Wanneer het aankomt op langdurige persoonlijke verzorging – dit wordt
ook wel ‘lijfgebonden zorg’ genoemd –, wordt in de meeste gevallen
professionele thuiszorg ingeschakeld. Bij huishoudelijke activiteiten en
klussen kunnen soms bekenden of buren worden ingeschakeld, zodat niet
alles op de schouder van één mantelzorger neerkomt. De navolgende
voorbeelden maken duidelijk dat het vrijwel steeds activiteiten betreft
die noodzakelijk zijn om een zelfstandig huishouden te kunnen blijven
voeren.
Voor de mantelzorger hebben deze activiteiten
uiteenlopende consequenties. Belangrijk is het onderscheid tussen
incidentele en structurele activiteiten: een stopcontact repareren doet
zich incidenteel voor, bedden verschonen moet regelmatig gebeuren, hulp
bij het aantrekken van steunkousen is dagelijks nodig. Belangrijk is ook
of de mantelzorger zelf kan bepalen wanneer hij de ondersteuning levert,
en of een bepaalde taak in principe steeds door dezelfde mantelzorger
verricht moet worden of niet. Bij meer structurele taken speelt ook de
reisafstand een rol. Het is vrijwel onmogelijk om iemand dagelijks uit
bed en weer in bed te helpen wanneer deze op enige afstand woont, maar
anderzijds kan het goed haalbaar zijn om wekelijks de boodschappen voor
hem te doen. Uit onderzoek blijkt dat een reistijd van dertig tot zestig
minuten in veel gevallen nog hanteerbaar is. Bij grotere afstanden neemt
de mantelzorg echt af.
Psychosociale ondersteuning
De psychosociale ondersteuning betreft de
emotionele behoeften, de aandacht in geval van isolement, eenzaamheid,
depressie en/of rouwverwerking. Ook de opvang bij gedragsstoornissen kan
ertoe gerekend worden. Men kan zorgbehoevenden psychosociale
ondersteuning geven door ze te bezoeken, problemen met hen te bespreken
of recreatieve activiteiten te ondernemen (wandelen, film, toneel,
muziek). Regelmatig contact per telefoon of e-mail kan ook al waardevol
zijn.
Management- en begeleidingstaken
Onder deze noemer vallen velerlei, soms
tijdrovende, activiteiten, waaronder toezien op het beheer van de
woning, het regelen van financiële zaken en betalingen, het nalopen en
controleren van verzekeringen, afspraken maken met en meegaan naar
huisarts of specialist, en vervoer regelen voor dagbehandeling en/of
fysiotherapeut.
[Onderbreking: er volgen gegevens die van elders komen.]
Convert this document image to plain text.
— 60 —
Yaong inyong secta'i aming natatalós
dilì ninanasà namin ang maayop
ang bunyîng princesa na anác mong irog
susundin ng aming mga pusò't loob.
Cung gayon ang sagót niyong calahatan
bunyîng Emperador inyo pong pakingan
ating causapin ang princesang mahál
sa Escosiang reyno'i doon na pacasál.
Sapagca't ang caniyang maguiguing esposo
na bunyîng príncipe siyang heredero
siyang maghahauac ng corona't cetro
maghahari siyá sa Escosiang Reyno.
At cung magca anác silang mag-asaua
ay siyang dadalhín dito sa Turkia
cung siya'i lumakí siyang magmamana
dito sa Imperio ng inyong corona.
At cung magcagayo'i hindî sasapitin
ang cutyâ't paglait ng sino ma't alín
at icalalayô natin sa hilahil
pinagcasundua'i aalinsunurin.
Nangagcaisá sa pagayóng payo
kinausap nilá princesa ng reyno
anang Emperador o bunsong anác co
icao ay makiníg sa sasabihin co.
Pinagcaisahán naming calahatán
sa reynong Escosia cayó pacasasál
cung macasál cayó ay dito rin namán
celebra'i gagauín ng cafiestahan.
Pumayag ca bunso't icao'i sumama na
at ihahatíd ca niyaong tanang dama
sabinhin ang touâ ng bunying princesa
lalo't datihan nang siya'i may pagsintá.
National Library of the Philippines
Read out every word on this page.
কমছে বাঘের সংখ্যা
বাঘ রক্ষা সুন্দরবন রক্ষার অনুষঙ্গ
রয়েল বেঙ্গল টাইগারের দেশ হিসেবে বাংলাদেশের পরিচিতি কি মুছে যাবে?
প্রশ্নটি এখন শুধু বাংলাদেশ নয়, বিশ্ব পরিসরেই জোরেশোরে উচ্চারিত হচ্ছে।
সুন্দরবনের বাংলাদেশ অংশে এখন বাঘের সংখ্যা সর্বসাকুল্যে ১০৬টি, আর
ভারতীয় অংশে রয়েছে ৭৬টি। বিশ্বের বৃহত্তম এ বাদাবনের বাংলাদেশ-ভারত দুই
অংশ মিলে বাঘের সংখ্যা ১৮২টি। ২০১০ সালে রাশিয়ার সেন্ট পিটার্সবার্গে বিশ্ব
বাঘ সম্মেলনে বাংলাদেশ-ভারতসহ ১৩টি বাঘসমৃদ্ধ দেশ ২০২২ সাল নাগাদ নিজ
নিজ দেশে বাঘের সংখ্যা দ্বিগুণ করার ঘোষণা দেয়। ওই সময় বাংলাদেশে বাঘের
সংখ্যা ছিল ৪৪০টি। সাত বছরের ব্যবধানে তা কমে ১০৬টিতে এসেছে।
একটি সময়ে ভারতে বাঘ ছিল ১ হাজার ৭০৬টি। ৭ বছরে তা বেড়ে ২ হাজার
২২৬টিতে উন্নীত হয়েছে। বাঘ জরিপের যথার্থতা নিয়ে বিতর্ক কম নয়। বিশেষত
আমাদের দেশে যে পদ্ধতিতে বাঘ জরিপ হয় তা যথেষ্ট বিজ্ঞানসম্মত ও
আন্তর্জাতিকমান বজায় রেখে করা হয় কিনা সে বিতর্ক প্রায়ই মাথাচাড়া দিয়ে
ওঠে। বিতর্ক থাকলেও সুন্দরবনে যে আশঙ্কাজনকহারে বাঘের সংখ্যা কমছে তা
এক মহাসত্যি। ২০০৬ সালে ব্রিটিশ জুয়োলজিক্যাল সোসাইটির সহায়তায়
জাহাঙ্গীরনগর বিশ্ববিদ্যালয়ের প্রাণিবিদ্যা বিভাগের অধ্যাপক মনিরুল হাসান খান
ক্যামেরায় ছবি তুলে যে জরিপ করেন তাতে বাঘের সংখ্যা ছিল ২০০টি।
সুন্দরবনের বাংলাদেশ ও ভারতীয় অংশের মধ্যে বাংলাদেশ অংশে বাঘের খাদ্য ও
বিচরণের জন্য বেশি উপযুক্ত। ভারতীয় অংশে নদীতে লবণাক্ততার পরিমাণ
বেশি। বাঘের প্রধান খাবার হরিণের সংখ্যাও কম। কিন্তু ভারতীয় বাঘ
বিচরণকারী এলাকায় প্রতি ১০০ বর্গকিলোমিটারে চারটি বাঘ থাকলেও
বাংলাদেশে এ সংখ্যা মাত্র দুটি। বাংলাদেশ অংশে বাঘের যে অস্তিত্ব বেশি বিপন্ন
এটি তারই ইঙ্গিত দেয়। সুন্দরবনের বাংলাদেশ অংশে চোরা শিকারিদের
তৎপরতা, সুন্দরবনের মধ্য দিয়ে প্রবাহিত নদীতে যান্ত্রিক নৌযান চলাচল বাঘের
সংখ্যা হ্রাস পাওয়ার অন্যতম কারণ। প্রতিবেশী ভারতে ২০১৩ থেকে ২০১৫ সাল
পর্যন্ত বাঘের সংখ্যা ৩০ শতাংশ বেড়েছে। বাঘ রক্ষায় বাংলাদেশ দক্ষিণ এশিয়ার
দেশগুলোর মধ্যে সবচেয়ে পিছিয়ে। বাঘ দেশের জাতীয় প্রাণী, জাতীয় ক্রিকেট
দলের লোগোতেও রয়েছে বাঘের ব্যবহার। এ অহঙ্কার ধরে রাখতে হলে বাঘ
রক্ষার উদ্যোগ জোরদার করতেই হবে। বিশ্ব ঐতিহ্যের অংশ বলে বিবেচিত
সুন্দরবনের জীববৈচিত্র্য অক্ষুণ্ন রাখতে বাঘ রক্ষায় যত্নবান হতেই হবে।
Belangrijk zijn ook de taak om de veiligheid in het oog
te houden en de taak om vervoer te regelen voor bezoek aan familie of
vrienden. Wanneer de zorgbehoevende aan een rolstoel gebonden is, worden
al deze taken extra intensief
De primaire mantelzorger
Het maakt een groot verschil of mantelzorger en
zorgbehoevende het huishouden delen of niet. De inwonende mantelzorger
heeft in feite zeven dagen per week 24 uur per dag ‘dienst’, tenzij er
voorzieningen zijn getroffen om hem te ontlasten via vervanging,
respijtzorg of opvang in dagbehandeling. De inwonende mantelzorger is
doorgaans de primaire mantelzorger: degene die de mantelzorg coördineert
en de externe contacten met professionele zorginstellingen behartigt
voor zover de hulpbehoevende zelf dat niet meer kan. Als er geen
inwonende mantelzorger is, tekent zich meestal in een vroeg stadium een
rolverdeling af. Degene die de eerste mantelzorgtaken op zich neemt,
komt dan in de positie van primaire mantelzorger of ‘informele
zorgcoördinator’. Was het vroeger vaak een ongehuwde dochter,
tegenwoordig hangt dat af van de aard van de ondersteuning die nodig is
en is de reisafstand meestal de doorslaggevende factor.
Grenzen stellen
In het nu volgende voorbeeld worden vele van
bovengenoemde aspecten geïllustreerd, maar komen ook de dilemma’s om de
hoek kijken.
Een dochter van 60 jaar maakt het mogelijk dat haar
moeder van 85 nog zelfstandig woont door diverse keren per week
huishoudelijke taken te verrichten, haar regelmatig te begeleiden naar
de huisarts en de administratie bij te houden. De situatie is
eigenlijk al uit de hand gelopen, want oorspronkelijk kwam de dochter
maar een dag in de week om te poetsen en te regelen. Wanneer moeder
geleidelijk verder achteruitgaat en op een gegeven moment bij een val
in huis haar heup breekt, dringt het dilemma zich plotseling in alle
hevigheid op. De dochter vraagt zich af: kan ik nog langer doorgaan of
is het nu het moment om uit te zien naar een intramurale verzorging?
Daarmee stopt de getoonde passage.